I’ve been harvesting some of the bajillion acorns we have in our yard to roast them and process into acorn flour.
First you have to soak them to release some of the bitter tannins, though white oaks are known it be milder than most other acorn varieties. You can soak them for days, even weeks, rinsing the water regularly, soaking until the water stays mostly clear instead of turning dark brown like a tea. Then you can crack them open to get the nut meat out and roast those kernels before grinding into a flour.
We have predominantly white oaks in front of the house here. Huge old trees planted on contour on the steep front slope. Probably over 100 years old.
Acorn production levels happen in cycles every 2-5 years, the peak production of the cycle is called the Mast Year, but it seems science still does not know how or why the trees fruit in these cycles. One single huge oak can drop up to 10,000 acorns in a mast year… I’d say this was a mast year on our property, and we had about 5 oaks dropping acorns to boot. Needless to say, the squirrels and chipmunks have been happy.

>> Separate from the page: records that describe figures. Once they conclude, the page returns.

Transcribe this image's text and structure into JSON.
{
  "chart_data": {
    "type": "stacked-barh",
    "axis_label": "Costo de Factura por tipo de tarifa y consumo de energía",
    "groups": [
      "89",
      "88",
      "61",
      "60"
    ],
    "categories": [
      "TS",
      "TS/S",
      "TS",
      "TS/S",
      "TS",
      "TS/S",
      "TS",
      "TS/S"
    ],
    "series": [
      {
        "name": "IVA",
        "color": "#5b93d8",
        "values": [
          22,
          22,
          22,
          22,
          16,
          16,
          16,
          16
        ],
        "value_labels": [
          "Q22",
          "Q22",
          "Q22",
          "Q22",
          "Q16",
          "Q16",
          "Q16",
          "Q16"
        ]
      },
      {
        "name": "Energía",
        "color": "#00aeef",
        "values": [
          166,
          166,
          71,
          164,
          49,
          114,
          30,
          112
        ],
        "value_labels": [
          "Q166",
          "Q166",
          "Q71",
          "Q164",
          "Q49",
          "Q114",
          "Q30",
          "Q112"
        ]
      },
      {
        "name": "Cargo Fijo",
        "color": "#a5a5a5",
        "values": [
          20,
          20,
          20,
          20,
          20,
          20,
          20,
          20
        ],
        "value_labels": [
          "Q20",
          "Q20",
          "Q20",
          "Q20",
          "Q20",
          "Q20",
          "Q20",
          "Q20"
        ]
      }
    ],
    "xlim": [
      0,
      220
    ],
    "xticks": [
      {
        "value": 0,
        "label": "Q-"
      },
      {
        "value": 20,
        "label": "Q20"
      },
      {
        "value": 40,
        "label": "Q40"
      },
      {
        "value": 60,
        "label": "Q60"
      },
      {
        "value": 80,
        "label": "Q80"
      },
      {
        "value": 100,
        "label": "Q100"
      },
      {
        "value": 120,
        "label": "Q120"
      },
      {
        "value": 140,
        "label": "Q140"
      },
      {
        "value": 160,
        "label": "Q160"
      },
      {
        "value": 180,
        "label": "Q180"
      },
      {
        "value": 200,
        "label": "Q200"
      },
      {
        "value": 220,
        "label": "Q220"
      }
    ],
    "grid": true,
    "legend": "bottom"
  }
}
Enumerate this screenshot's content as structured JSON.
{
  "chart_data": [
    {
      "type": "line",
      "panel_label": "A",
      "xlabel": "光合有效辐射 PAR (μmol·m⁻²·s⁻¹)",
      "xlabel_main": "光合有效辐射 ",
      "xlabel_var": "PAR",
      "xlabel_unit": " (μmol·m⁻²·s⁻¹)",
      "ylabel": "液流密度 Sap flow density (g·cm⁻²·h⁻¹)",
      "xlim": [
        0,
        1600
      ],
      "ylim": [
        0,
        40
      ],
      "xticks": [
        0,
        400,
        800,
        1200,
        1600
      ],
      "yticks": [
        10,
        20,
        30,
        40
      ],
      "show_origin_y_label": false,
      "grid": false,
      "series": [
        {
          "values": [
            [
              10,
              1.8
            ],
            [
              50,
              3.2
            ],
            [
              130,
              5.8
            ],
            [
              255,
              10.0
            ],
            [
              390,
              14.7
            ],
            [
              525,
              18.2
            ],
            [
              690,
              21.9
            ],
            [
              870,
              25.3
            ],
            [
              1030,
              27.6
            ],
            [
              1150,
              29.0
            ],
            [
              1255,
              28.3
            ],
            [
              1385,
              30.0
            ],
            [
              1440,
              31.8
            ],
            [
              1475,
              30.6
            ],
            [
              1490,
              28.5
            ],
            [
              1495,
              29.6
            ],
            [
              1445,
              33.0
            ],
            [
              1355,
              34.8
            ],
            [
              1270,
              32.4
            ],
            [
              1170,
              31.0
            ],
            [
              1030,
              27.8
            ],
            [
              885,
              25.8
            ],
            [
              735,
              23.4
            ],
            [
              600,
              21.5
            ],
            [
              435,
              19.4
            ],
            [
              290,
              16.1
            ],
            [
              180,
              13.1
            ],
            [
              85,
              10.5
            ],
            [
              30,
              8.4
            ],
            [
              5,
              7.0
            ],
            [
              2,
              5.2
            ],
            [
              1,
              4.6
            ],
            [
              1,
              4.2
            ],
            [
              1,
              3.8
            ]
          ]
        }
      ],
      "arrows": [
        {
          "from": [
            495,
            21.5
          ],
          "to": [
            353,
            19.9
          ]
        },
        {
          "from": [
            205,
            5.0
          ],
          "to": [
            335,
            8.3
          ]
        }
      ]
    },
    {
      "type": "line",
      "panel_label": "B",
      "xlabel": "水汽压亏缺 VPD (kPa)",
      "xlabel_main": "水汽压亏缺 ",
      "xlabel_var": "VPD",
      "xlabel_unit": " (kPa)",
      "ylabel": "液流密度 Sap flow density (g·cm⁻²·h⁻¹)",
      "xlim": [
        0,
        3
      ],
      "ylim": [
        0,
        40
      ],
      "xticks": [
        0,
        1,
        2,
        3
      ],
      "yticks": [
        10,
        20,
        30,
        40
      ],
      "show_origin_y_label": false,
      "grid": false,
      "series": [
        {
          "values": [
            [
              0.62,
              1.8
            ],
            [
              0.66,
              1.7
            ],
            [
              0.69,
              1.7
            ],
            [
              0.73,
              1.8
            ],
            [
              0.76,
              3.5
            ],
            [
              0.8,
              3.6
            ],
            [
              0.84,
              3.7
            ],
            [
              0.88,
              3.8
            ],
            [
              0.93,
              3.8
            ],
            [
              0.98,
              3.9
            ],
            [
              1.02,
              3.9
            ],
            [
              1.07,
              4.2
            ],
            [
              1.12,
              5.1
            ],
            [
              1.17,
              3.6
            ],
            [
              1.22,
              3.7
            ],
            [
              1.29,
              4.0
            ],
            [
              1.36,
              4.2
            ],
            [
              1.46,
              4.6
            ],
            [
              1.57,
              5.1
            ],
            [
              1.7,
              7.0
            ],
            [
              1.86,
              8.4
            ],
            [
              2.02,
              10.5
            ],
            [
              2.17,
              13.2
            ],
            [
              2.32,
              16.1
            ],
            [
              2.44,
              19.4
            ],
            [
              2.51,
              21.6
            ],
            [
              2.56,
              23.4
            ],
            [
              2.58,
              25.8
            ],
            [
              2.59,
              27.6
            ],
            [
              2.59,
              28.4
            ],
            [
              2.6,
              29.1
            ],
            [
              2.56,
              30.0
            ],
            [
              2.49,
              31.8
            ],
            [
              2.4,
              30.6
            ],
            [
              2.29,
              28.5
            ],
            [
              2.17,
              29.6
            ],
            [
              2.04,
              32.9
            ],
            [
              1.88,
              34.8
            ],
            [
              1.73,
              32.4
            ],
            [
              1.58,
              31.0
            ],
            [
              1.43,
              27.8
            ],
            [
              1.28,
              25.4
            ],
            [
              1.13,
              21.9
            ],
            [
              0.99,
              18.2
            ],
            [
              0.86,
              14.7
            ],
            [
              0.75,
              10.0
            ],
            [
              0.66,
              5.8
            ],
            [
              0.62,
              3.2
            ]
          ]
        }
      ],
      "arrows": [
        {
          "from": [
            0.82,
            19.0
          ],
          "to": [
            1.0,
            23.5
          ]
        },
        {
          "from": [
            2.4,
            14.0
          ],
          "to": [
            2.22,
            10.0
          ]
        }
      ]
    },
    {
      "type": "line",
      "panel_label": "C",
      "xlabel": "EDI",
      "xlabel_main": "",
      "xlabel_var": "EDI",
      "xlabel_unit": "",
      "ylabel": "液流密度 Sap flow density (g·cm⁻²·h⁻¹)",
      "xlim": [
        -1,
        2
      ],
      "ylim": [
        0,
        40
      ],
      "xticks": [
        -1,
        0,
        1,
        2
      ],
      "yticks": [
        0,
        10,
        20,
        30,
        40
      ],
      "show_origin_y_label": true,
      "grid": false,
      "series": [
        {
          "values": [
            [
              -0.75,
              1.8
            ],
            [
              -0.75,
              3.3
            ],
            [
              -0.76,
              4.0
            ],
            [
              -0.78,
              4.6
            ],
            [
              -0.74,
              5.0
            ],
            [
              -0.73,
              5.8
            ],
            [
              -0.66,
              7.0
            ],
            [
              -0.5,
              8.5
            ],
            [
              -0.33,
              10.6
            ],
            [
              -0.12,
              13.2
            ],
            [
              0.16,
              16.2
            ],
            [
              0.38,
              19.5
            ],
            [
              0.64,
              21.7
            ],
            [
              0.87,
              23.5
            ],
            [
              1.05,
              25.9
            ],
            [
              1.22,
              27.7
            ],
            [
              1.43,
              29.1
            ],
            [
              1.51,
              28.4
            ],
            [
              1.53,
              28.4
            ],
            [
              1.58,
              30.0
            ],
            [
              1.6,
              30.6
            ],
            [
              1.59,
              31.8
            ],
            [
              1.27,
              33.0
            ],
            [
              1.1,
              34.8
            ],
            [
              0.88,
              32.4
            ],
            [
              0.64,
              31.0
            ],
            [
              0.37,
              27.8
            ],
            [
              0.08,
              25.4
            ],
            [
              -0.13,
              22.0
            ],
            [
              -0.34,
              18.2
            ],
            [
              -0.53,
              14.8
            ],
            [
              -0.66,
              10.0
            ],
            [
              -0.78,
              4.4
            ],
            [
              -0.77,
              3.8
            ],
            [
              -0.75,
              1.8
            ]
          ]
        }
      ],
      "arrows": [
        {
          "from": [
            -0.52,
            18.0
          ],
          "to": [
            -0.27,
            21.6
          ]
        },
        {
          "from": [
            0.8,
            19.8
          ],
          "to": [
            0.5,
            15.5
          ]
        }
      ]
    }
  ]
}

[October Update: I tried shelling some but they are tough, it stained and tore up my finger tips. As I waited for my hands to feel better and for the nuts to hopefully soften up by soaking, I got half done and continued letting them soak. Then time started to get away from me, I kept putting off finishing the processing and/or not having enough time in any given one day to finish it all. They ended up getting too old and slimy from the soaking, even with my changing the water out. After all of that work I just ended up just tossing them all out into the bushes. No acorn flour to try this year… on a mast year no less. So far this was my one and only attempted homesteading project this year that I failed in.]